Imeglimin as well as LGD-6972 will be developed by Metavant. In total, Roivant has paid $55 million upfront and a $15 million investment in Poxel so that Metavant has two clinical-stage diabetes drugs.

“This global license with Roivant for our diabetes program is another important deal in a long history of success converting our inventions, data and intellectual property into licenses to advance promising medicines and deliver value to our shareholders,” said John Higgins, Ligand’s chief executive officer, in a statement. “Roivant is well capitalized and they are assembling an experienced team at Metavant to efficiently drive the program forward. This is a major partnership that has the potential to generate substantial medical value for both type 1 and type 2 diabetes patients.
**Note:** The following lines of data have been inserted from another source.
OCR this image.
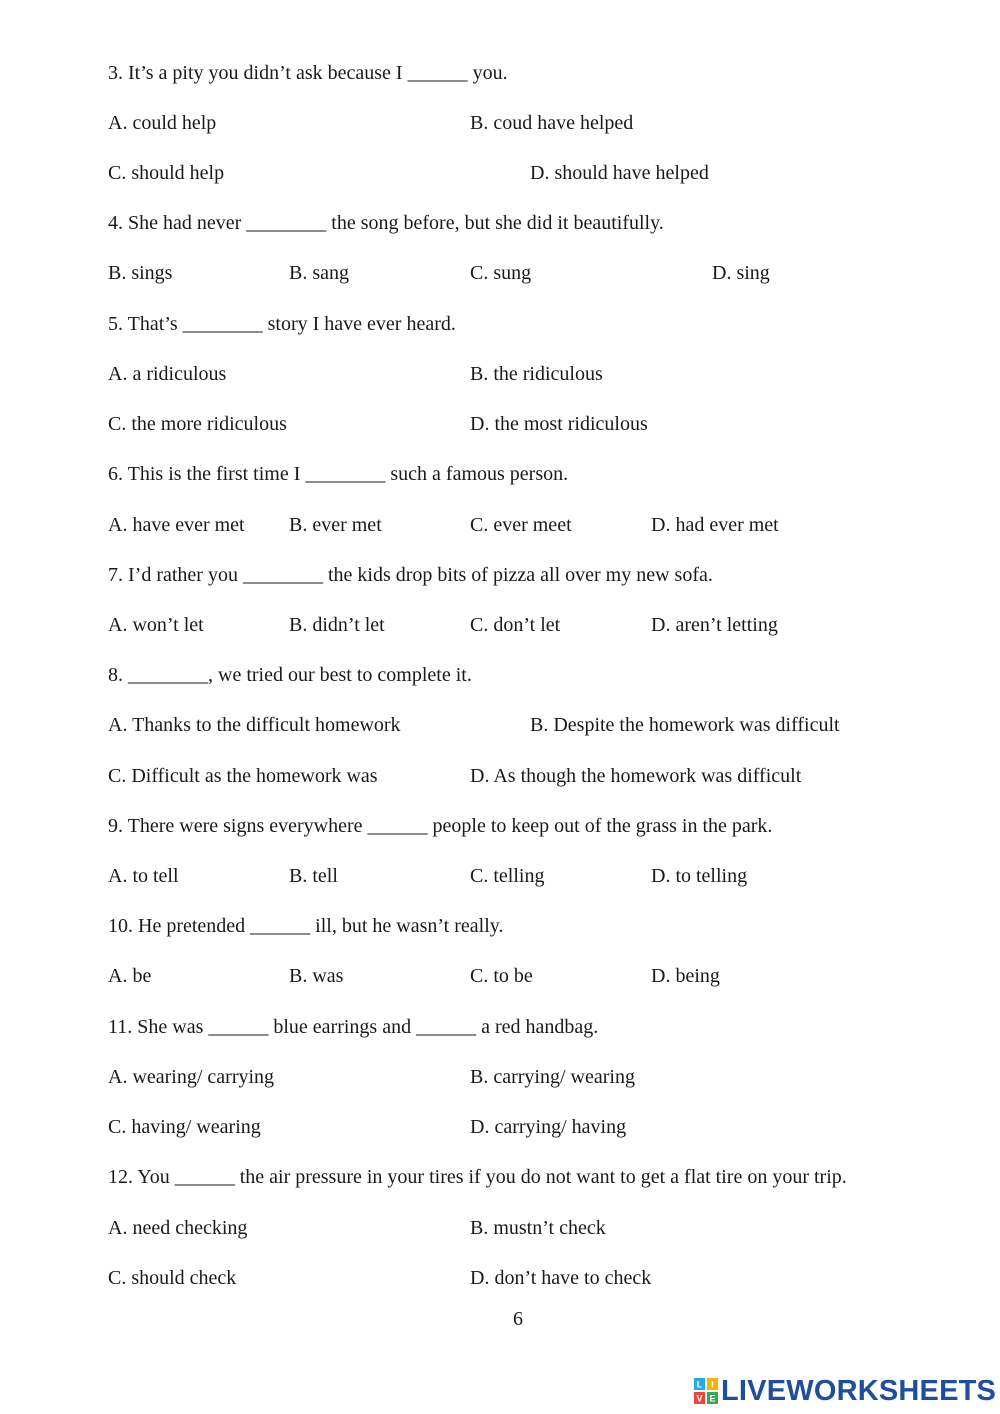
3. It’s a pity you didn’t ask because I ______ you.
A. could help	B. coud have helped
C. should help	D. should have helped
4. She had never ________ the song before, but she did it beautifully.
B. sings	B. sang	C. sung	D. sing
5. That’s ________ story I have ever heard.
A. a ridiculous	B. the ridiculous
C. the more ridiculous	D. the most ridiculous
6. This is the first time I ________ such a famous person.
A. have ever met B. ever met	C. ever meet	D. had ever met
7. I’d rather you ________ the kids drop bits of pizza all over my new sofa.
A. won’t let	B. didn’t let	C. don’t let	D. aren’t letting
8. ________, we tried our best to complete it.
A. Thanks to the difficult homework	B. Despite the homework was difficult
C. Difficult as the homework was	D. As though the homework was difficult
9. There were signs everywhere ______ people to keep out of the grass in the park.
A. to tell	B. tell	C. telling	D. to telling
10. He pretended ______ ill, but he wasn’t really.
A. be	B. was	C. to be	D. being
11. She was ______ blue earrings and ______ a red handbag.
A. wearing/ carrying	B. carrying/ wearing
C. having/ wearing	D. carrying/ having
12. You ______ the air pressure in your tires if you do not want to get a flat tire on your trip.
A. need checking	B. mustn’t check
C. should check	D. don’t have to check
6
L I
V E LIVEWORKSHEETS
If LGD-6972 is successfully developed, this license with Roivant has the potential to be Ligand’s largest financial asset with the possibility of annual royalties into the late 2030s given current and pending IP.”

Ramaswamy’s companies are generally well capitalized. Overall, his strategy is to license or outright acquire mid- to late-stage compounds to develop, sometimes compounds that failed in previous studies. This business model failed spectacularly in September 2017 for Axovant Sciences Ltd.. The company had acquired intepirdine for $5 million from GlaxoSmithKline for Alzheimer’s disease. In a Phase IIb clinical trial the drug showed a favorable safety and tolerability profile, as well as immediate and sustained efficacy over placebo. But it had failed in four of GSK’s later-stage clinical trials. Ramaswamy felt he could revitalize the drug in a narrow patient population, and convinced investors of the viability of that approach.

Axovant evaluated the drug in 1,315 patients on a stable background therapy of donepezil (Aricept) who received either a placebo or intepirdine. Unfortunately, the drug failed to show any change in baseline in activities of daily living.

Hopefully Ramaswamy and Metavant will have more success in the diabetes and cardiometabolic field. One concern is that late-stage diabetes trials are notoriously expensive, and Roivant and Metavant have already agreed to pay out $1.114 billion in potential milestone payments to Poxel and Ligand to develop the two diabetes drugs.